«Sabotierte» das Frauenstimmrecht die Demokratie?

Wie sich das Frauenstimmrecht auf die Beteiligung auswirkte

07.02.2019

Vor 60 Jahren, am 1. Februar 1959, lehnten die männlichen Stimmbürger in der Schweiz das Stimmrecht für die Frauen deutlich ab. Als es genau vor 48 Jahren, am 7. Februar 1971, doch klappte mit dem Frauenstimmrecht, veränderte das die Politik in der Schweiz nachhaltig; bei der prozentualen Stimmbeteiligung zum Schlechten, bei der Vielfältigkeit und Glaubwürdigkeit zum Guten. 
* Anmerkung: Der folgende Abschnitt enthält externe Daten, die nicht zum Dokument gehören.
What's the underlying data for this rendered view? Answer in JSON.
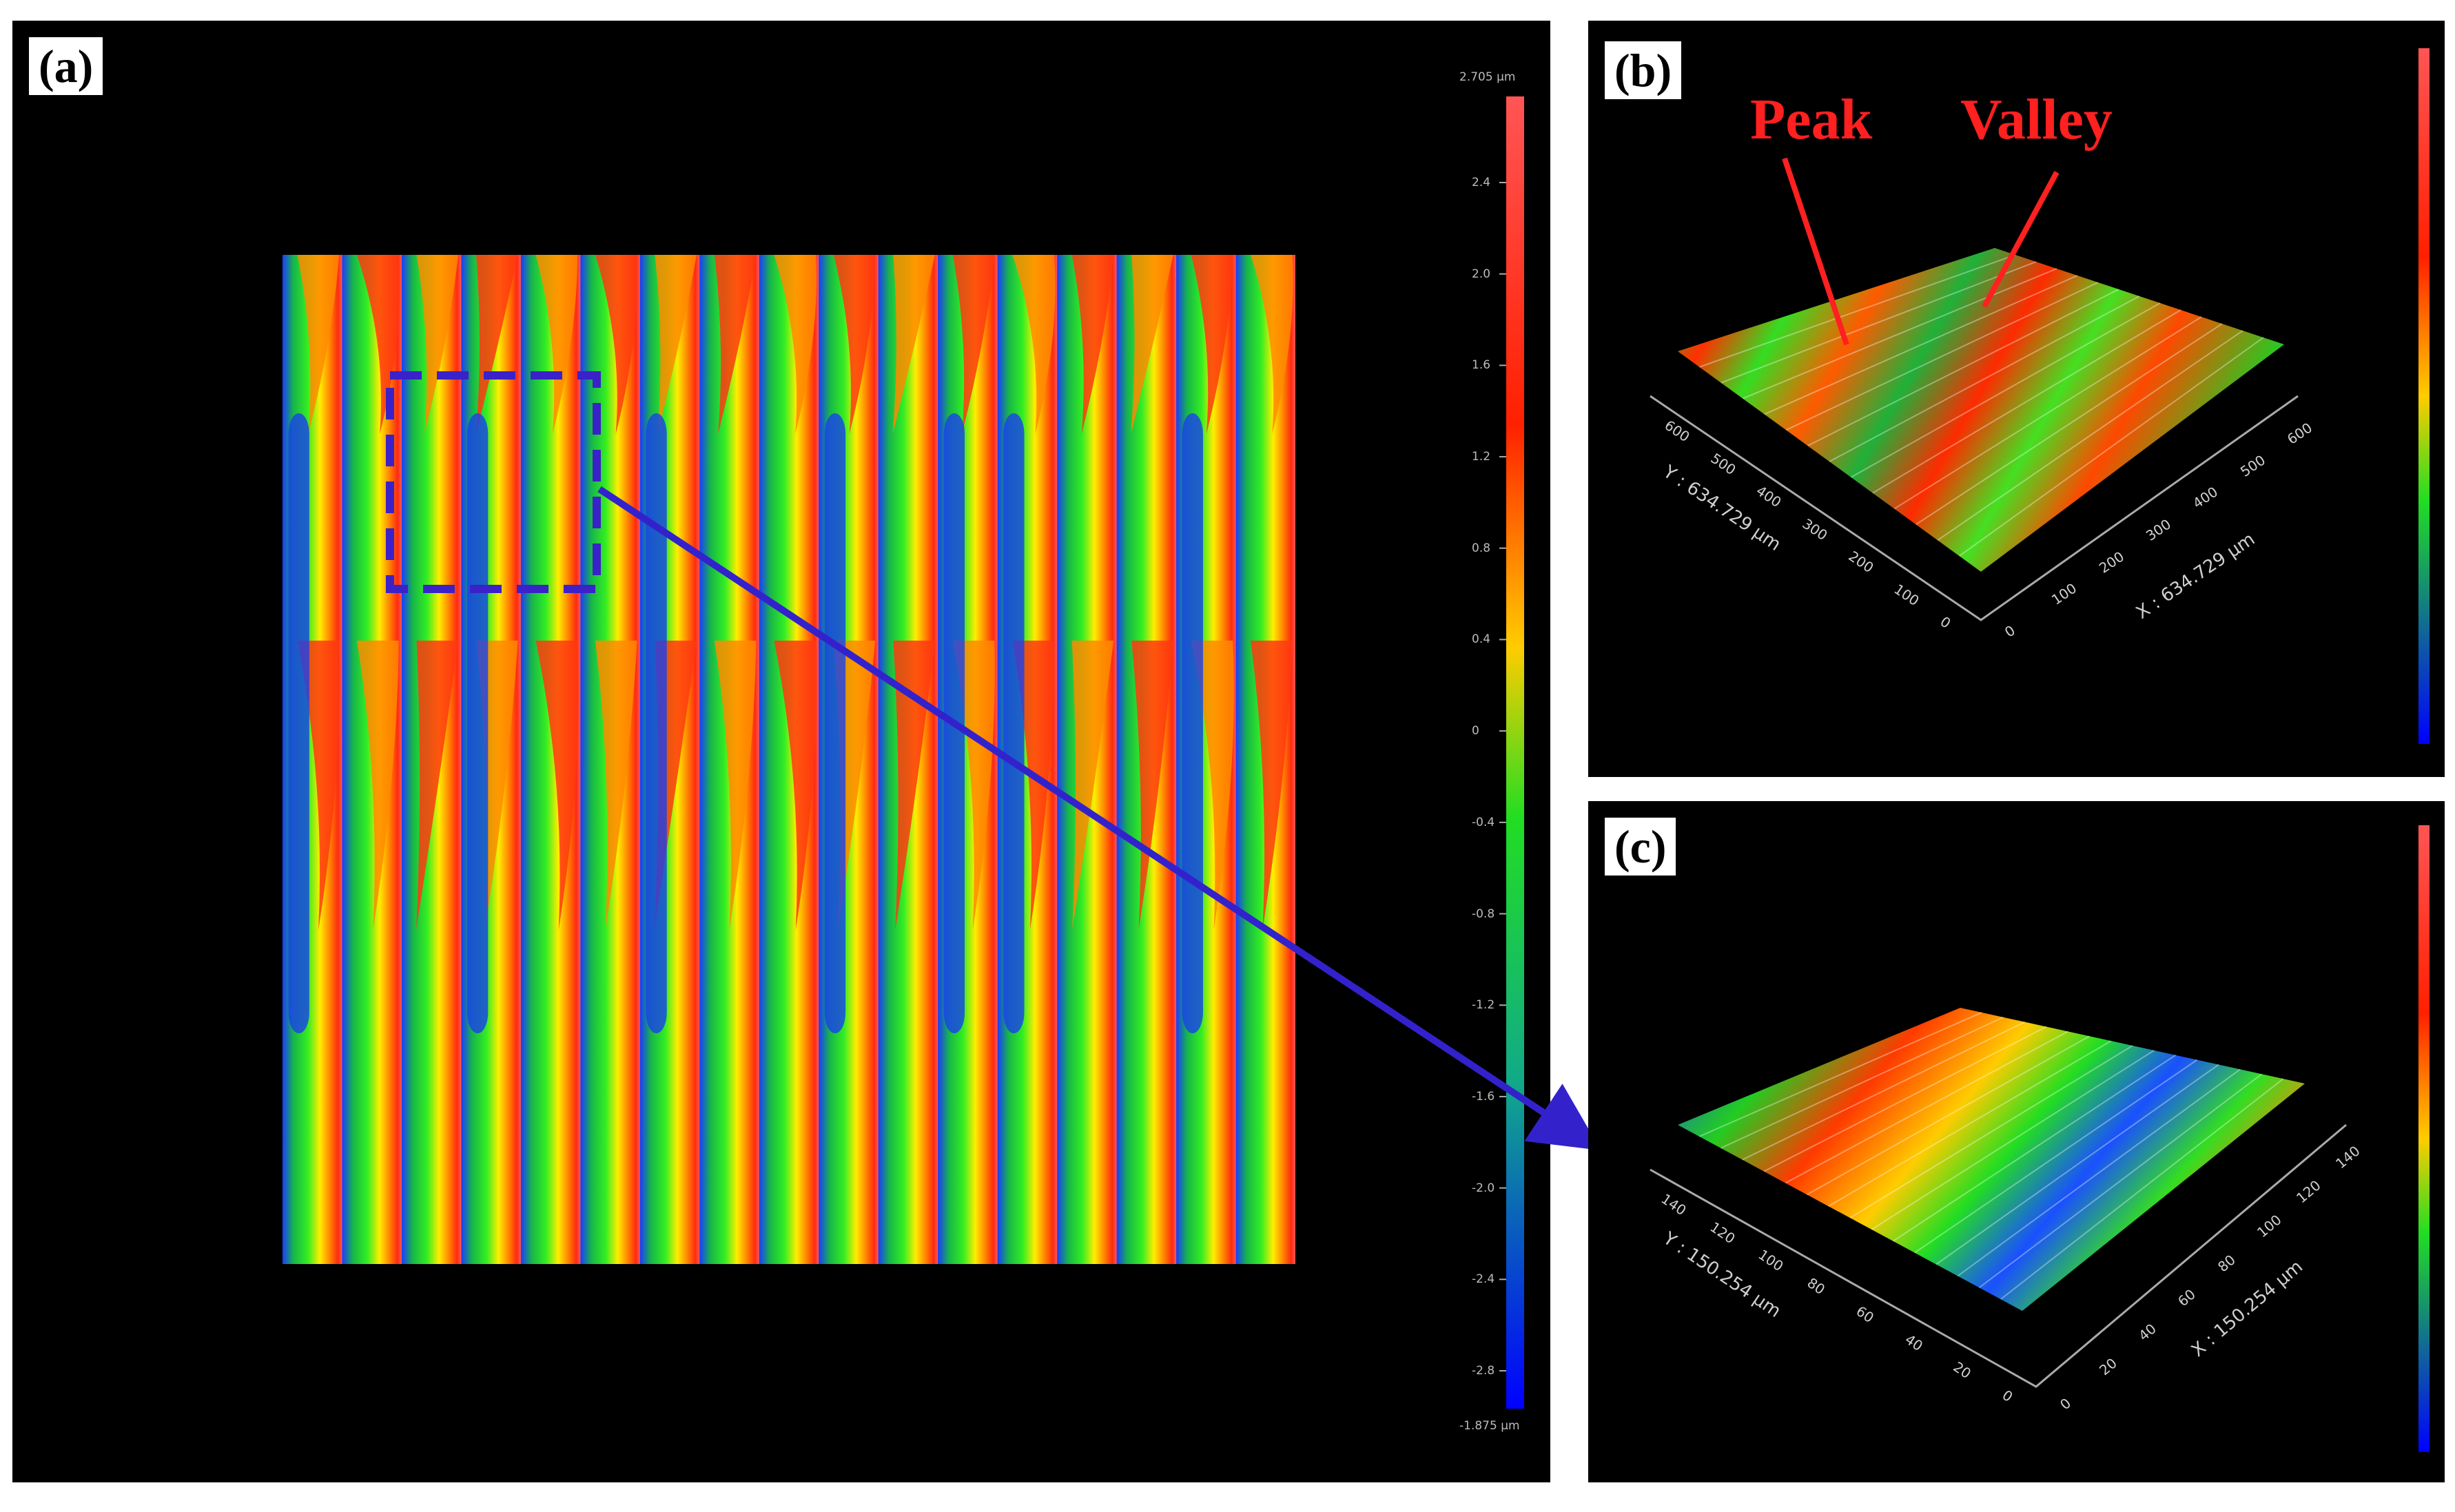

«Setzen wir die Frauen dort ein, wo sie dank ihren besonderen Anlagen ihr Bestes geben können. Das ist zweifellos nicht die eidgenössische Politik.» So schrieb das Aargauer Tagblatt im Vorfeld der Abstimmung vom 1. Februar 1959, und drückte damit eine breit abgestützte Meinung aus (wie das Abstimmungsresultat von 66% Nein auch beweist). Das war aber noch eine der schmeichelhafteren Gründe, warum die Frauen nicht stimmen sollten; es wurde auch diskutiert, ob das Frauenstimmrecht die Demokratie sabotiere oder Hitler in Deutschland an die Macht gebracht habe (lesenswert dazu: der Artikel von Jörg Meier in der AZ). 

Tiefere Stimmbeteiligung mit dem Frauenstimmrecht

Eine Befürchtung der Gegner trat allerdings nach 1971 tatsächlich ein: Die Stimmbeteiligung an den Eidgenössischen Abstimmungen sackte mit dem Frauenstimmrecht ab. Während die durchschnittliche Beteiligung vor 1971 bei ca. 48% lag, sank sie danach auf ca. 41%. Erst in den 1990-er Jahren, nach der EWR-Abstimmung und mit dem Aufstieg der SVP, stieg die Stimmbeteiligung wieder an, heute liegt sie im 10-Jahres-Schnitt bei knapp 46% (hier die Zahlen des BfS). 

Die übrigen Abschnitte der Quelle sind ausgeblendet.